Wisenheimer Book Review by ChristineMM


Title: Wisenheimer: A Childhood Subject to Debate

Author: Mark Oppenheimer

My Star Rating: 3 stars = It’s Okay

My Summary Statement:  I Enjoyed This Memoir About a Gifted Child Who Finds His Niche



I enjoy reading memoir. As a mother of gifted children I was curious to read a memoir about a precocious child who didn’t have a healthy outlet until he started debate club in seventh grade. As a Connecticut native (near New Haven) I was interested also in the part of his story which takes place in that state.


I delayed reading the book as it didn’t immediately grab me but once I finally picked it up to read it, I got into it, and I was hooked. I enjoyed the beginning and middle of the book the most, as is when Oppenheimer reflects most.
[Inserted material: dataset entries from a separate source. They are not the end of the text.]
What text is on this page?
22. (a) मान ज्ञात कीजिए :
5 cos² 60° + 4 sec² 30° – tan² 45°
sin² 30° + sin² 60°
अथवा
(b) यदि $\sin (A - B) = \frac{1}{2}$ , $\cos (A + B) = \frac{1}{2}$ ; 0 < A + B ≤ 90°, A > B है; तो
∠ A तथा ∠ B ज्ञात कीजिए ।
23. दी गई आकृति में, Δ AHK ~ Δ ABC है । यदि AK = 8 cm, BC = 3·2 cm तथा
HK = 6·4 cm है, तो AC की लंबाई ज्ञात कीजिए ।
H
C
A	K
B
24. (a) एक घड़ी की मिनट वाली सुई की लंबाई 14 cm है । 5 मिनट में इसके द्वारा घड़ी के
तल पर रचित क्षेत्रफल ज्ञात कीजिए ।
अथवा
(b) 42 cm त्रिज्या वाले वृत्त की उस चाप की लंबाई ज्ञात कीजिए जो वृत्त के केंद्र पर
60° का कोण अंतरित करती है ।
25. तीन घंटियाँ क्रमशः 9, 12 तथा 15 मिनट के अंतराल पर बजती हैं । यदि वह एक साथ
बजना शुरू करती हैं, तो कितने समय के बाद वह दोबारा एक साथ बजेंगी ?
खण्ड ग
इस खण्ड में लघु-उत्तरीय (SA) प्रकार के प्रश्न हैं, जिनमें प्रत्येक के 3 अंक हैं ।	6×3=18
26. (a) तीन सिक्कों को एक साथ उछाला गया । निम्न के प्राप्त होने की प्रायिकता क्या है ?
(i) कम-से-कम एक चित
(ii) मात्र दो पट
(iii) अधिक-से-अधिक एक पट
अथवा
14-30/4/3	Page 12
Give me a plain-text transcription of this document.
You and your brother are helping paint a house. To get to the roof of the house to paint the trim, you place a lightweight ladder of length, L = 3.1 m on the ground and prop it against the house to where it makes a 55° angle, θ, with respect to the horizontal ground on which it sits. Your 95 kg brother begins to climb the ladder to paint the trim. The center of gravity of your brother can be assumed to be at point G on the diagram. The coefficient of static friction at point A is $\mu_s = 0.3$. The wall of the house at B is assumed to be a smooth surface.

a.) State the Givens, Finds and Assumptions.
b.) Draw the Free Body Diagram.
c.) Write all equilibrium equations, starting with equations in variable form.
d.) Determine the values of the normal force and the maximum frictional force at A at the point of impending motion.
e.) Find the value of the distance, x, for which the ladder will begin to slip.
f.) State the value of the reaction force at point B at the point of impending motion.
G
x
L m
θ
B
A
 In his early childhood he did not have a great outlet for his high verbal ability and misused his gift to hurt others, the worst being that a false allegation was made. I cringed at what he did, but he was an immature kid without an understanding of the harm he caused (until the police got involved). I therefore was happy to see that being able to begin debate with older kids starting in grade seven helped him find direction and to have a healthy outlet for his gift.


The middle section of the book, about his life and debate in grades 7-12, was detailed about his experiences in the debate team. Honestly I was doubtful of some of this content as there were whole speeches recounted and he never said he had a photographic memory. If he had copies of the speeches or video footage I wish he would have mentioned that because I started to wonder if this could really be accurate. Who remembers someone else’s speech word for word? Was it creative license with memoir writing? We readers don’t know.
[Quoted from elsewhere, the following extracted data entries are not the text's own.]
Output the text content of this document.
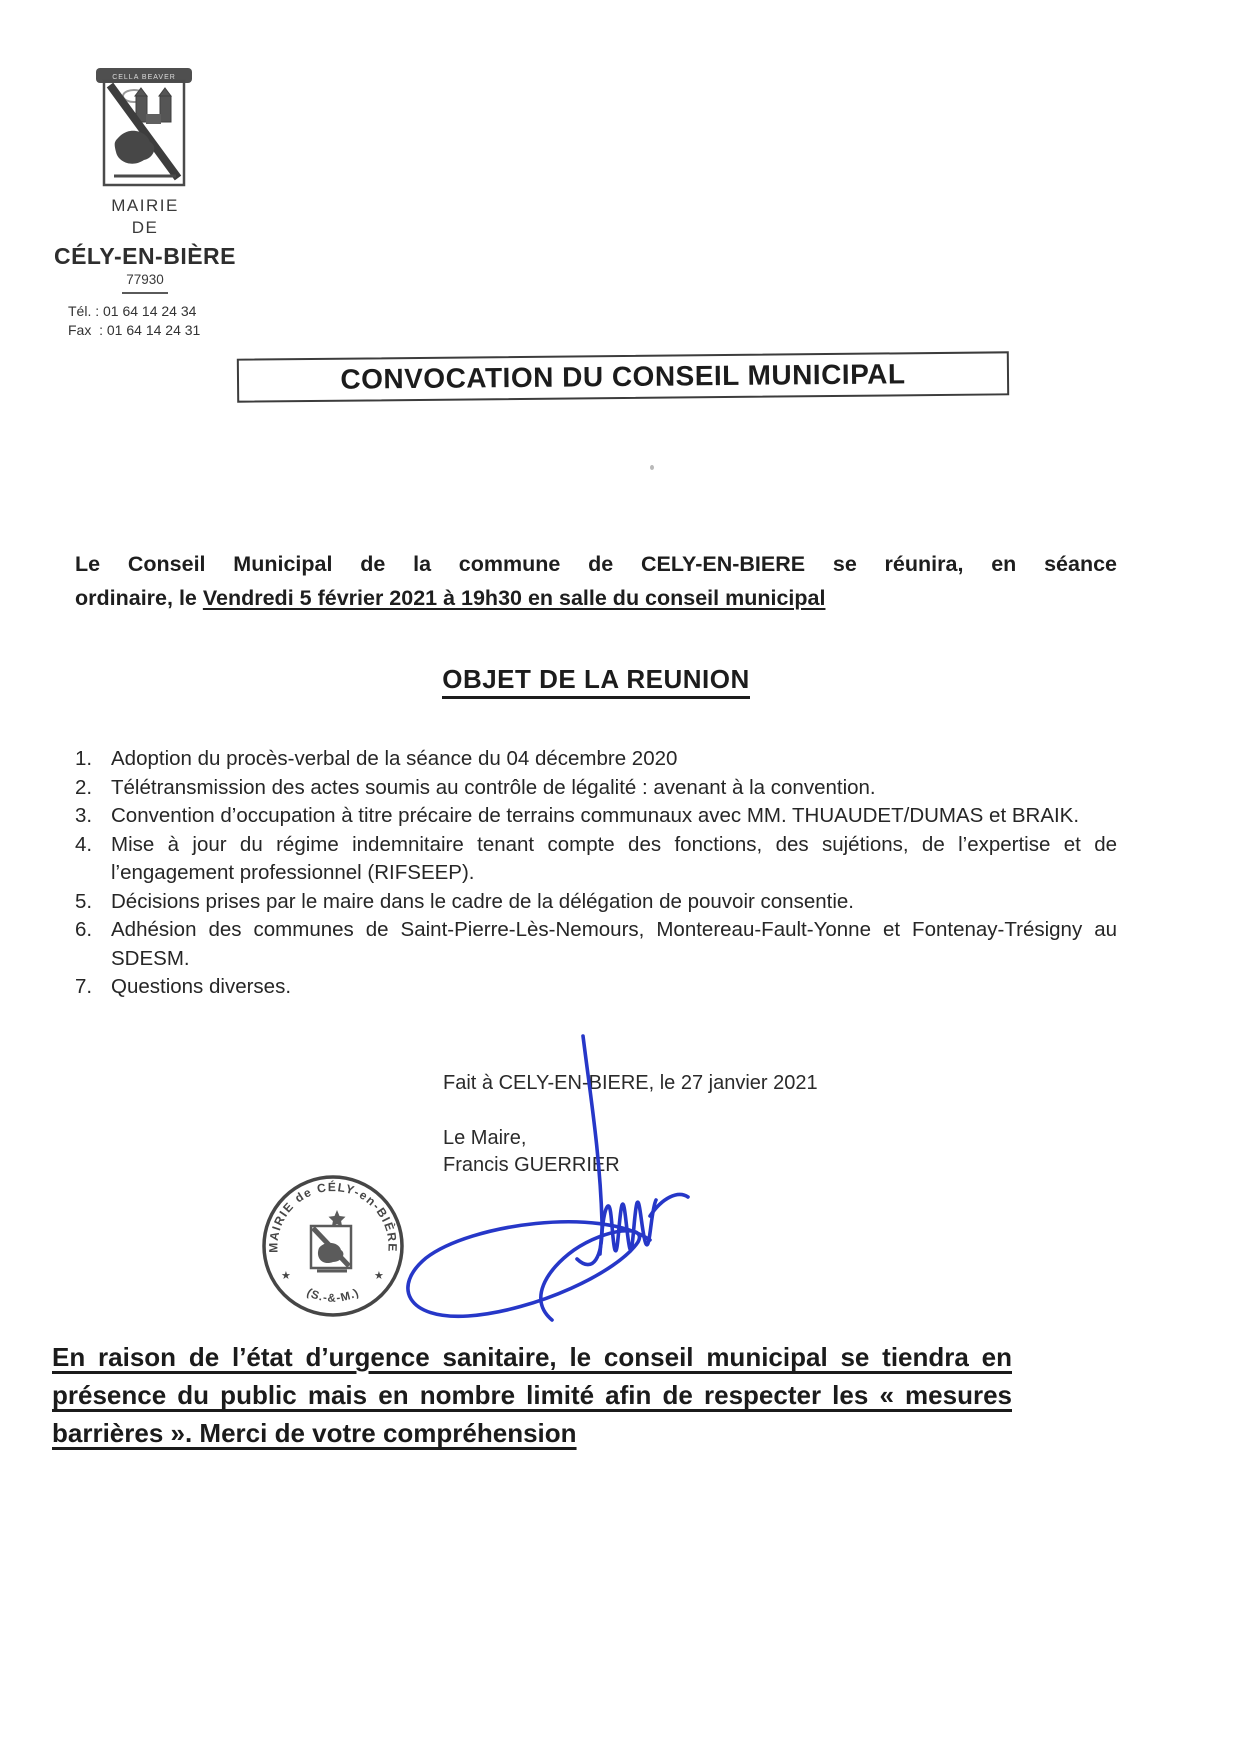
CELLA BEAVER
MAIRIE
DE
CÉLY-EN-BIÈRE
77930
Tél. : 01 64 14 24 34
Fax  : 01 64 14 24 31
CONVOCATION DU CONSEIL MUNICIPAL
Le Conseil Municipal de la commune de CELY-EN-BIERE se réunira, en séance
ordinaire, le Vendredi 5 février 2021 à 19h30 en salle du conseil municipal
OBJET DE LA REUNION
1. Adoption du procès-verbal de la séance du 04 décembre 2020
2. Télétransmission des actes soumis au contrôle de légalité : avenant à la convention.
3. Convention d’occupation à titre précaire de terrains communaux avec MM. THUAUDET/DUMAS et BRAIK.
4. Mise à jour du régime indemnitaire tenant compte des fonctions, des sujétions, de l’expertise et de l’engagement professionnel (RIFSEEP).
5. Décisions prises par le maire dans le cadre de la délégation de pouvoir consentie.
6. Adhésion des communes de Saint-Pierre-Lès-Nemours, Montereau-Fault-Yonne et Fontenay-Trésigny au SDESM.
7. Questions diverses.
Fait à CELY-EN-BIERE, le 27 janvier 2021
Le Maire,
Francis GUERRIER
MAIRIE de CÉLY-en-BIÈRE
(S.-&-M.)
★	★
En raison de l’état d’urgence sanitaire, le conseil municipal se tiendra en présence du public mais en nombre limité afin de respecter les « mesures barrières ». Merci de votre compréhension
The book wraps up with his college experience at Yale. In this section he gets back to being reflective and the college debate team years were not a blow by blow recount. I liked that he shifted to a more typical memoir where the author looks back and shares wisdom rather than just recounting facts.


I hated the "joke" on page 181, for the record. I don't mind the sexual references here and there but that was much too detailed, and low-brow, to boot. I wish it was edited out, because it was gross and demeaning to women.


Oppenheimer is an academic but his writing style in this memoir is colloquial and it is a very easy read.


I enjoyed the book despite my not being involved or interested in debate in my family’s life.


I would have rated this 3.5 stars if it was possible; I’ll rate it 3 stars = It’s Okay.

Disclosure: I received a review copy of this book from Amazon.com's Vine program for the purpose of reviewing it on Amazon.com. I was not under obligation to blog it or to review it favorably. I was not paid to review it.